Looking to gain additional insight into both the causes and perpetrators of elk mortality in Idaho’s panhandle region, state biologists look very closely at the clues left at each site.
For the past two years, biologists with the Idaho Fish and Game Panhandle Region have been monitoring the activity of elk through the use of 172 GPS radio-collars. Each of these collars were placed on 6-month old elk calves in the Coer D’Alene and St. Joe River drainages to give researchers more data about elk mortality in the region.
The GPS collars are toted around by the study animals until something goes wrong. After a collar has been idle for a number of hours, they send an automatic email for biologists containing the location of the collar.
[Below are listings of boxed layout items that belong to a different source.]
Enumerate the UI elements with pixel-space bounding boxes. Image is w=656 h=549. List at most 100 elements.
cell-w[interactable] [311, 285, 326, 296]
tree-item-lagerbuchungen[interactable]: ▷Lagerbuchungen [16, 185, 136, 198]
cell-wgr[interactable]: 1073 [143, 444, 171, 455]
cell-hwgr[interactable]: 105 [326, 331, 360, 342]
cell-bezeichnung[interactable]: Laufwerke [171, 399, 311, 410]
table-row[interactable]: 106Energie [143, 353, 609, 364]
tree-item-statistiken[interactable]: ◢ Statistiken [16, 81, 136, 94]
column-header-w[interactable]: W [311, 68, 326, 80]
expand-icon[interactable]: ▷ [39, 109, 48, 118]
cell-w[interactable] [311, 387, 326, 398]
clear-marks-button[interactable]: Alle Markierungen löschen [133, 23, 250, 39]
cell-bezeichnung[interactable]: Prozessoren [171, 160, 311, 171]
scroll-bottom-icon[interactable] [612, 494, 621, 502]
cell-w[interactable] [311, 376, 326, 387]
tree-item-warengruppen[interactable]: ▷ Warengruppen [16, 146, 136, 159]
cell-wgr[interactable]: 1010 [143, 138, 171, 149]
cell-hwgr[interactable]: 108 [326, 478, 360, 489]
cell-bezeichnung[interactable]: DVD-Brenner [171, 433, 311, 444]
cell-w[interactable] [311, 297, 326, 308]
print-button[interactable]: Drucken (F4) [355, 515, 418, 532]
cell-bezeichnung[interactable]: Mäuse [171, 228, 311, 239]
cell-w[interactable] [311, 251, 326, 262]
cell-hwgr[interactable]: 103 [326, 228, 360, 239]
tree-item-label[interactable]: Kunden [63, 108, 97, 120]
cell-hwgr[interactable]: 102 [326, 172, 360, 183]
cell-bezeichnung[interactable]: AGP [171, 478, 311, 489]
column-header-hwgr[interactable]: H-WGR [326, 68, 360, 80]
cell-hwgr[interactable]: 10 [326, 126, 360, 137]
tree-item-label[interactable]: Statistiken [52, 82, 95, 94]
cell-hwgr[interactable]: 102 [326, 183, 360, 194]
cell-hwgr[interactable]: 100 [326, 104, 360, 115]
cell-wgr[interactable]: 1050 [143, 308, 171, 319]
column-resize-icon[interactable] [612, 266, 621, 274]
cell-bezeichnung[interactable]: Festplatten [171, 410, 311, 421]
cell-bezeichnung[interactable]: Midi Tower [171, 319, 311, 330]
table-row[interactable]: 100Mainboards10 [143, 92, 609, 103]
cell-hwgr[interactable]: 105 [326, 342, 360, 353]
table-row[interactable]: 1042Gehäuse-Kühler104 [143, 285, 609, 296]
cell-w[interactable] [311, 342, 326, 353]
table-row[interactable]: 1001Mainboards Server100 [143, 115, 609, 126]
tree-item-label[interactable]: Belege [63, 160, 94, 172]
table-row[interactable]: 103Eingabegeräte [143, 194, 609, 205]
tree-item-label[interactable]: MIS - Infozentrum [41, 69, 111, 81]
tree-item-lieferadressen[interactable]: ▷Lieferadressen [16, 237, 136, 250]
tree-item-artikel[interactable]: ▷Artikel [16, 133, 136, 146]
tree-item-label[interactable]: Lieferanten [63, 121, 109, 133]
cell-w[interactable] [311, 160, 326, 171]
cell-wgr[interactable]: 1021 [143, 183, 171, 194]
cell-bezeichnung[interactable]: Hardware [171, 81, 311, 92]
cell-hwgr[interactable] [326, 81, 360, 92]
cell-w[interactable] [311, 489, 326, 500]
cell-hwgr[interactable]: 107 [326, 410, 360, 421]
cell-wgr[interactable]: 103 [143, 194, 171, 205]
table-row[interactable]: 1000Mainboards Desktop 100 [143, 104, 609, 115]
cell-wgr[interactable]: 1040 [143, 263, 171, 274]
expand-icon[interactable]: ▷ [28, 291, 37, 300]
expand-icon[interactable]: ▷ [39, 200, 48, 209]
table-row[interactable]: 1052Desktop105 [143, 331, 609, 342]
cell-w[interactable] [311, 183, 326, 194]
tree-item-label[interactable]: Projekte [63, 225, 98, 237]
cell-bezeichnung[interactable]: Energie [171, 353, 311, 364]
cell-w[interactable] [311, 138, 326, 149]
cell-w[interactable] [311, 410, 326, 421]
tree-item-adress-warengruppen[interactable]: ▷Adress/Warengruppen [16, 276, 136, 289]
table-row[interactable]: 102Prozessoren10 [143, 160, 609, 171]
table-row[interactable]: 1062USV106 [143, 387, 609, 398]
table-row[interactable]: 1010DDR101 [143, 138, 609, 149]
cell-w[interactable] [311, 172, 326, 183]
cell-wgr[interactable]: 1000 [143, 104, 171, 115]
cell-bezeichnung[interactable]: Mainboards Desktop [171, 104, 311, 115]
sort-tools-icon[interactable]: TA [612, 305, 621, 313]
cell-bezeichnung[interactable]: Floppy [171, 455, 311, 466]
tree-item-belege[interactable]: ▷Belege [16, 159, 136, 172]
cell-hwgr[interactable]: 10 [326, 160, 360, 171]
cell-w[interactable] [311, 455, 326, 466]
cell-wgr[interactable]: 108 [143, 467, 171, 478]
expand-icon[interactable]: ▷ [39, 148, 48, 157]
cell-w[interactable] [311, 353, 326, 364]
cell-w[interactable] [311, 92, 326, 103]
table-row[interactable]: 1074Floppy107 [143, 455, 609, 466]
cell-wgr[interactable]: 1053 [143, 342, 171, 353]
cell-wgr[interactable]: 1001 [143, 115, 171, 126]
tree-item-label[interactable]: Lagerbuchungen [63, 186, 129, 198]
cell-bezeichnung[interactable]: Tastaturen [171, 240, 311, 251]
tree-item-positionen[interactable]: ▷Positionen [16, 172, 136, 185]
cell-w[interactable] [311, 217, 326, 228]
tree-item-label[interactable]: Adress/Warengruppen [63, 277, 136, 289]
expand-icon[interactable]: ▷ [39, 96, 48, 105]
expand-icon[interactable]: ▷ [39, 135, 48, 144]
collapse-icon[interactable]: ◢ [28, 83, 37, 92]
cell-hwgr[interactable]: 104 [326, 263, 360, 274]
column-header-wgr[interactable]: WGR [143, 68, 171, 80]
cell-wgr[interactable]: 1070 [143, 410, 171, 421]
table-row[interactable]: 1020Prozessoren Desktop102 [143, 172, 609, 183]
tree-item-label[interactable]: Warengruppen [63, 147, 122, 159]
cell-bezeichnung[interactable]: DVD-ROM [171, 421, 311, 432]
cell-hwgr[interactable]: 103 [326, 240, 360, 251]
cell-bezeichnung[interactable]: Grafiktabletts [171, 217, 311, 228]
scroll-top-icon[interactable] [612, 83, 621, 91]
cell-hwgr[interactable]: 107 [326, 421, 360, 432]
These notifications immediately mobilize biologists who aim to be on the site within 24-48 hours. Each email that comes in from an idle collar, typically indicates a dead elk, prompting researchers to get on site as quickly as possible to assess the death and figure out what may have caused it.
“Once we get to the location and find the elk, we take a crime scene approach. We conduct a careful search around the carcass looking for predator tracks, hair, drag trails in the dirt or snow, broken branches that indicate a chase, and blood on vegetation or the ground,” said Laura Wolf, IDFG regional biologist.
While the signal beaming from the collar certainly makes the job of responding biologists slightly easier, the real work begins when the partially consumed carcass is found. Acting much the same as police detectives, biologists then would create a perimeter around the animal and search for clues.
According to biologists, predators such as wolves and mountain lions each leave their own calling card for those willing to do the work in determining a guilty party. When it comes to wolves, a chase is usually involved, sometimes over rather far distances. These predators will bite hindquarters, flanks, and necks of their prey until they are able to get it on the ground. The crime scene is often a scattered one, as wolves will not leave much behind when they are finished. As a pack animal, many of these scenes will involve scattered pieces of the carcass in a fairly large area as members of the pack take their own meat to consume.
Mountain lions, on the other hand, are calculated killers. These ambush predators use their stalking skills and quickly dispatch their prey with little chase. In these cases, the attack and kill sites are often very closely situated and lions will often drag their prey to a more secluded area, leaving drag marks in and around the kill site.
When compiling the data from the two-year study, researchers were easily able to pinpoint the direct causes of elk mortality in the area, at least among the studied population. During the winters of 2015 and 2016, 80 percent of the elk calves survived from January to June. The remaining 20 percent was consumed by mountain lions (14%), wolves (3%), disease (1%) and unknown causes (2%).
Last year’s cold and precipitous winter was much harder on elk calves, with only a 50 percent rate of survival. Despite the much higher mortality rate, predation rates remained relatively constant; 16% were killed by mountain lions and 6% were killed by wolves. Starvation (16%), heavy parasite loads (2%), and disease (2%) accounted for the difference in survival rates among the winters.
In addition to the data compiled during this study, biologists now are compiling additional data such as cow survival rates, calf:cow ratios, and the percent of spikes in the harvest. The data will be utilized when making future decisions regarding the scientific management of these animals in years to come.